January 09, 2019
On Wed, 09 Jan 2019 22:59:59 +0000, Dgame wrote:
> Maybe I'm missing something, but wouldn't it be possible to lazy import `import foo;` if the compiler checks lazily if a symbol isn't found in the current scope and only then tries to find it in one of the imports? Or would that be ineffective?

If you import two modules and both define functions named `write`, it is an error to use that function without somehow disambiguating. With every module import being lazy, it would only be an error if you had previously used symbols from both of those modules, and otherwise you'd get the function from whichever module has already been loaded.
January 10, 2019
On Wednesday, 9 January 2019 at 23:14:09 UTC, Neia Neutuladh wrote:
> On Wed, 09 Jan 2019 22:59:59 +0000, Dgame wrote:
>> Maybe I'm missing something, but wouldn't it be possible to lazy import `import foo;` if the compiler checks lazily if a symbol isn't found in the current scope and only then tries to find it in one of the imports? Or would that be ineffective?
>
> If you import two modules and both define functions named `write`, it is an error to use that function without somehow disambiguating. With every module import being lazy, it would only be an error if you had previously used symbols from both of those modules, and otherwise you'd get the function from whichever module has already been loaded.
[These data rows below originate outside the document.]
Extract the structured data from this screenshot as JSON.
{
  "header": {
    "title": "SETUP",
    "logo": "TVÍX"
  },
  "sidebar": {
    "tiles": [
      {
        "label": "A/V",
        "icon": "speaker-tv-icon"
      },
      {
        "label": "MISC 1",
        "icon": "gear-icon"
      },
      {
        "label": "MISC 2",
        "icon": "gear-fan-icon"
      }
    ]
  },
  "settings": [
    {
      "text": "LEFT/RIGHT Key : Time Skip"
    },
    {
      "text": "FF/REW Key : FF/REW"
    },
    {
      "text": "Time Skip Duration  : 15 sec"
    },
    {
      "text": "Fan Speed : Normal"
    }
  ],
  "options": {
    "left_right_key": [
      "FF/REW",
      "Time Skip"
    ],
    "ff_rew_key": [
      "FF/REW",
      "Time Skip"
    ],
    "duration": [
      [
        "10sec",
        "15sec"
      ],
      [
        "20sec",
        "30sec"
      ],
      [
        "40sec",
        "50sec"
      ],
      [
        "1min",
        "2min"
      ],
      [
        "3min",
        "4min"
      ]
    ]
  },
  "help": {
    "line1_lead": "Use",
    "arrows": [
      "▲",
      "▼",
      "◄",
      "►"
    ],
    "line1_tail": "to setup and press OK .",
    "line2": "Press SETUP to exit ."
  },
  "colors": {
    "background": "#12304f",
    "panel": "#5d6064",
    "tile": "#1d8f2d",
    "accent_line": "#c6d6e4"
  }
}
That's right.  Basically it boils down to this, as soon as you need to resolve the first symbol that isn't defined in the current module, you now have to load "ALL NORMAL IMPORTS" in the current scope;

import foo, bar, baz;

void func1() { }

func1(); // don't need to import any modules
func2(); // now you need to load all normal imports, foo, bar and baz.
         // even if you find func2 in the first module, you still have
         // to load them all because they could both define it and they
         // may either be ambiguous or one may have an overload that
         // matches better.  plus, you have to load them all in order to
         // keep module order "invariant".